California utilities are preparing to thread a very fine needle. The California Public Utilities Commission approved recently a plan to allow utilities to cut off power during extreme weather conditions presenting a high risk of wildfires, such as the combination of high winds and low humidity. But the decision came with some big caveats. Chief among them is that utilities can do a better job educating and notifying the public, particularly the disabled or otherwise vulnerable. While that may seem like a given, the task of balancing public safety needs without compromising customer satisfaction is no small task.
Once power is shut off under emergency conditions, utilities must inspect every de-energized line before restoring power. That is a time-consuming process that can take days. From the perspective of utility customers, this would be inconvenient at best and, at worst, life-threatening.
It’s one thing to endure a couple of nights of California summer with no air conditioning.

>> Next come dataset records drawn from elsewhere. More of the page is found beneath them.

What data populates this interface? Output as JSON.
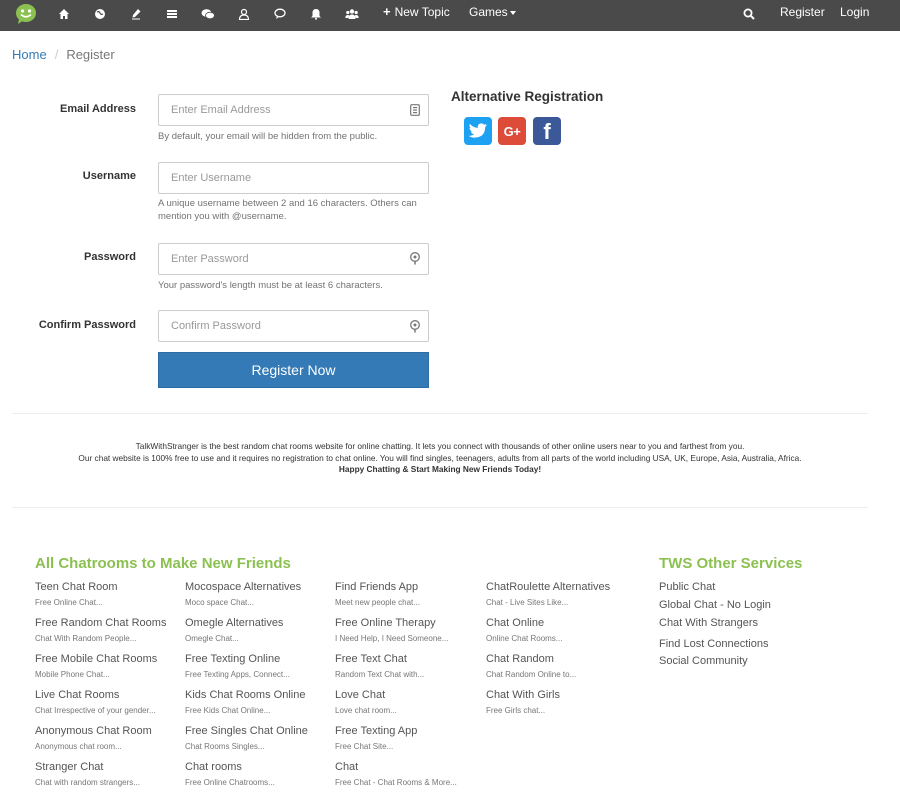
{
  "navbar": {
    "logo_icon": "smiley-chat-logo-icon",
    "icons": [
      "home-icon",
      "globe-icon",
      "pen-icon",
      "list-icon",
      "chat-bubbles-icon",
      "user-icon",
      "comment-icon",
      "bell-icon",
      "users-icon"
    ],
    "new_topic": "New Topic",
    "games": "Games",
    "search_icon": "search-icon",
    "register": "Register",
    "login": "Login",
    "bg_color": "#4a4a4a"
  },
  "breadcrumb": {
    "home": "Home",
    "separator": "/",
    "current": "Register"
  },
  "form": {
    "email": {
      "label": "Email Address",
      "placeholder": "Enter Email Address",
      "help": "By default, your email will be hidden from the public."
    },
    "username": {
      "label": "Username",
      "placeholder": "Enter Username",
      "help": "A unique username between 2 and 16 characters. Others can mention you with @username."
    },
    "password": {
      "label": "Password",
      "placeholder": "Enter Password",
      "help": "Your password's length must be at least 6 characters."
    },
    "confirm": {
      "label": "Confirm Password",
      "placeholder": "Confirm Password"
    },
    "submit": "Register Now",
    "accent": "#337ab7"
  },
  "alt_registration": {
    "title": "Alternative Registration",
    "providers": [
      {
        "name": "twitter",
        "color": "#1da1f2",
        "icon": "twitter-icon"
      },
      {
        "name": "google-plus",
        "color": "#dd4b39",
        "icon": "google-plus-icon",
        "text": "G+"
      },
      {
        "name": "facebook",
        "color": "#3b5998",
        "icon": "facebook-icon",
        "text": "f"
      }
    ]
  },
  "about": {
    "line1": "TalkWithStranger is the best random chat rooms website for online chatting. It lets you connect with thousands of other online users near to you and farthest from you.",
    "line2": "Our chat website is 100% free to use and it requires no registration to chat online. You will find singles, teenagers, adults from all parts of the world including USA, UK, Europe, Asia, Australia, Africa.",
    "line3": "Happy Chatting & Start Making New Friends Today!"
  },
  "footer": {
    "chatrooms_title": "All Chatrooms to Make New Friends",
    "title_color": "#8cc152",
    "columns": [
      [
        {
          "title": "Teen Chat Room",
          "sub": "Free Online Chat..."
        },
        {
          "title": "Free Random Chat Rooms",
          "sub": "Chat With Random People..."
        },
        {
          "title": "Free Mobile Chat Rooms",
          "sub": "Mobile Phone Chat..."
        },
        {
          "title": "Live Chat Rooms",
          "sub": "Chat Irrespective of your gender..."
        },
        {
          "title": "Anonymous Chat Room",
          "sub": "Anonymous chat room..."
        },
        {
          "title": "Stranger Chat",
          "sub": "Chat with random strangers..."
        }
      ],
      [
        {
          "title": "Mocospace Alternatives",
          "sub": "Moco space Chat..."
        },
        {
          "title": "Omegle Alternatives",
          "sub": "Omegle Chat..."
        },
        {
          "title": "Free Texting Online",
          "sub": "Free Texting Apps, Connect..."
        },
        {
          "title": "Kids Chat Rooms Online",
          "sub": "Free Kids Chat Online..."
        },
        {
          "title": "Free Singles Chat Online",
          "sub": "Chat Rooms Singles..."
        },
        {
          "title": "Chat rooms",
          "sub": "Free Online Chatrooms..."
        }
      ],
      [
        {
          "title": "Find Friends App",
          "sub": "Meet new people chat..."
        },
        {
          "title": "Free Online Therapy",
          "sub": "I Need Help, I Need Someone..."
        },
        {
          "title": "Free Text Chat",
          "sub": "Random Text Chat with..."
        },
        {
          "title": "Love Chat",
          "sub": "Love chat room..."
        },
        {
          "title": "Free Texting App",
          "sub": "Free Chat Site..."
        },
        {
          "title": "Chat",
          "sub": "Free Chat - Chat Rooms & More..."
        }
      ],
      [
        {
          "title": "ChatRoulette Alternatives",
          "sub": "Chat - Live Sites Like..."
        },
        {
          "title": "Chat Online",
          "sub": "Online Chat Rooms..."
        },
        {
          "title": "Chat Random",
          "sub": "Chat Random Online to..."
        },
        {
          "title": "Chat With Girls",
          "sub": "Free Girls chat..."
        }
      ]
    ],
    "services_title": "TWS Other Services",
    "services": [
      "Public Chat",
      "Global Chat - No Login",
      "Chat With Strangers",
      "Find Lost Connections",
      "Social Community"
    ]
  }
}
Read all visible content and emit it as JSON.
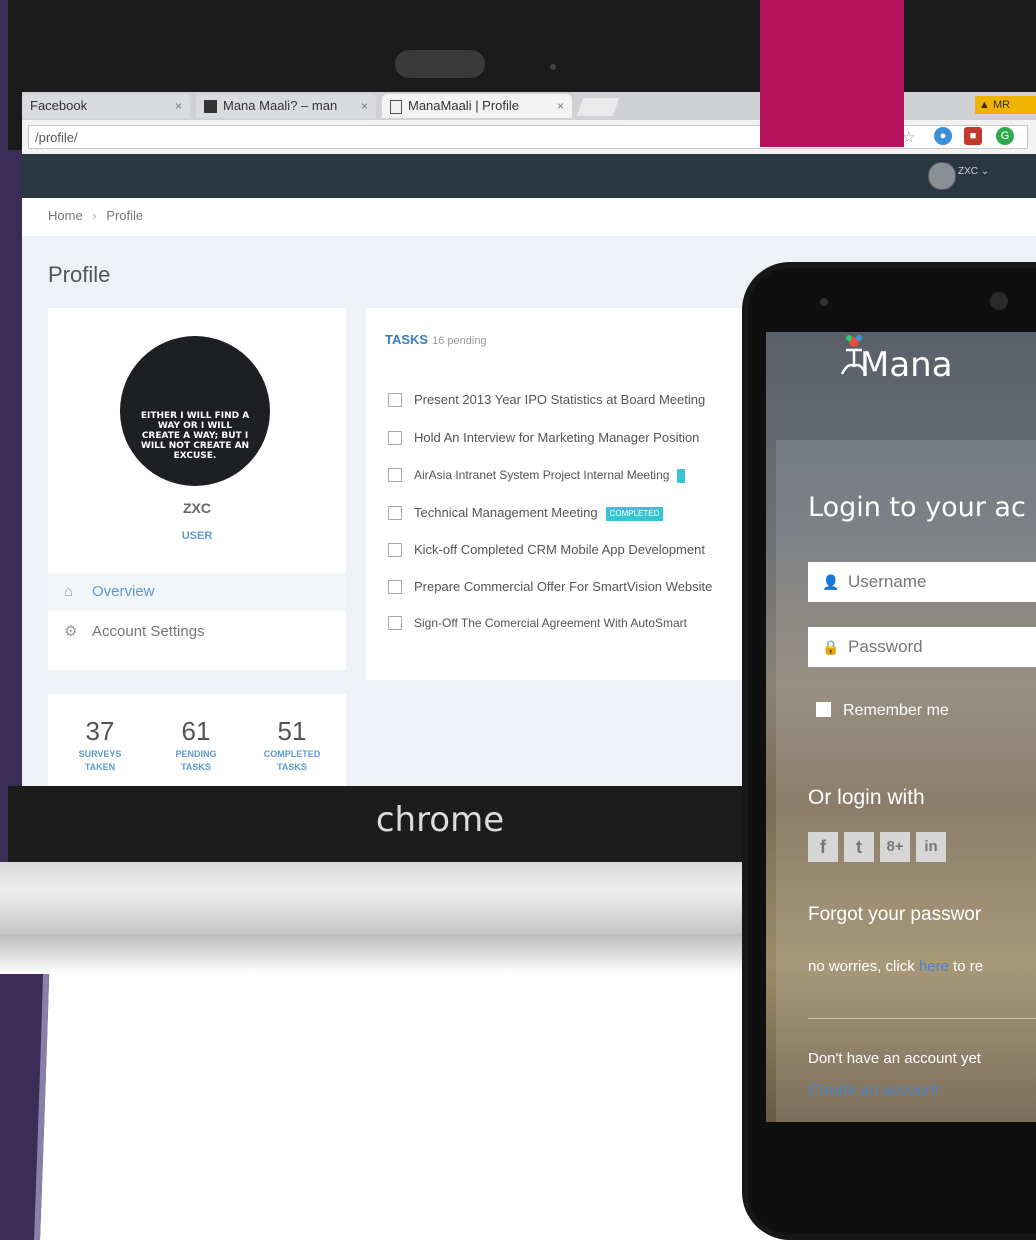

Things get even more serious when factoring in the needs of utility customers who rely on medications that must stay refrigerated or require breathing assistance from an electric-powered device.
Utilities will face a litany of concerns from customers, yet they have little choice but to deal with this issue head-on.
The 2017 Tubbs Fire in Sonoma County destroyed more than 5600 buildings and caused 27 fatalities. That same year, there were 21 major wildfires in the state of California. The following year was even worse. According to the California Department of Forestry and Fire Protection, the 2018 wildfire season was the deadliest and most destructive wildfire season on record in the state, resulting in 1,893,913 acres being affected. The most destructive of all of these — the Camp Fire, which started in Butte County and burned more than 153,000 acres, destroyed approximately 19,000 structures and killed 85 people — is believed to have been caused by faulty equipment owned and maintained by California’s largest utility, Pacific Gas and Electric Co. (PG&E).
But the PG&E is hardly the only California utility affected by this mounting challenge. The entire west coast, spanning nearly half-a-dozen utilities from San Diego Gas & Electric (SDG&E) to Southern California Edison (SCE) to Pacific Power to Portland General Electric (PGE), are confronting a brave new world of environmental liabilities and customer complaints as they address potential weaknesses in their infrastructure.
There is no question that utilities need to do everything they can to prevent these types of catastrophic disasters. But when it comes to the experience of individual customers, public safety often takes a back seat to convenience and cost.
For example, in 2017, according to the J.D. Power Residential Electric Utility Customer Satisfaction Study, the Tubbs Fire didn’t cause customer satisfaction to drop for the PG&E despite widespread belief that the utility was liable. It wasn’t until 2019 that the PG&E was ultimately found not to be responsible. However, satisfaction declines at the time had little to do with safety or citizenship; they were associated with price increases.
That’s not to say that customers only think inwardly. After the Camp Fire, customers did cite lower citizenship satisfaction with the PG&E. Those drop-offs also were associated with the company’s ensuing bankruptcy. But it does go to show that customers can be influenced by the problem that is most top-of-mind. That creates an opportunity of sorts for west coast utilities to parlay the perceived inconvenience of prophylactic power outages into a public good. As much as forced outages will create new challenges, especially when dealing with vulnerable populations, the trade-off — reducing fear of another catastrophic disaster in which friends, family, and neighbors lose their homes — is worth the effort.
The key is for California utilities to clearly and proactively communicate with their customers about why these safety measures are being taken. One common theme we’ve seen in our utility studies has been that customer awareness of safety initiatives has a high correlation with customer satisfaction. In fact, among electric utility customers, awareness of utility efforts to increase safety is associated with a 112-point increase (on a 1000-point scale) in total satisfaction.
That doesn’t mean it will be easy. The reality for most customers is that dealing with a public safety power shutoff, or a price increase, is far more tangible than a wildfire that may never happen. And while customers may be able to tolerate their bill going up a few dollars a month, living under the constant fear that a machine that they may need could turn off while sleeping could be debilitating. Asking customers to rely on a utility to keep them educated and provide assistance in the case of an emergency shutoff is a big request. But utilities that deliver effectively on that promise will be in a unique position to form strong bonds with their customers.
Ultimately, it’s a large burden that must fall on utilities, one that, even under the best of circumstances, may not result in many clear victories.
California utilities have to embrace any and every tool at their disposal to educate the public and keep them informed of the realities of these shutoffs. Not only does the service of thousands of customers hinge on it, many have their lives on the line as well.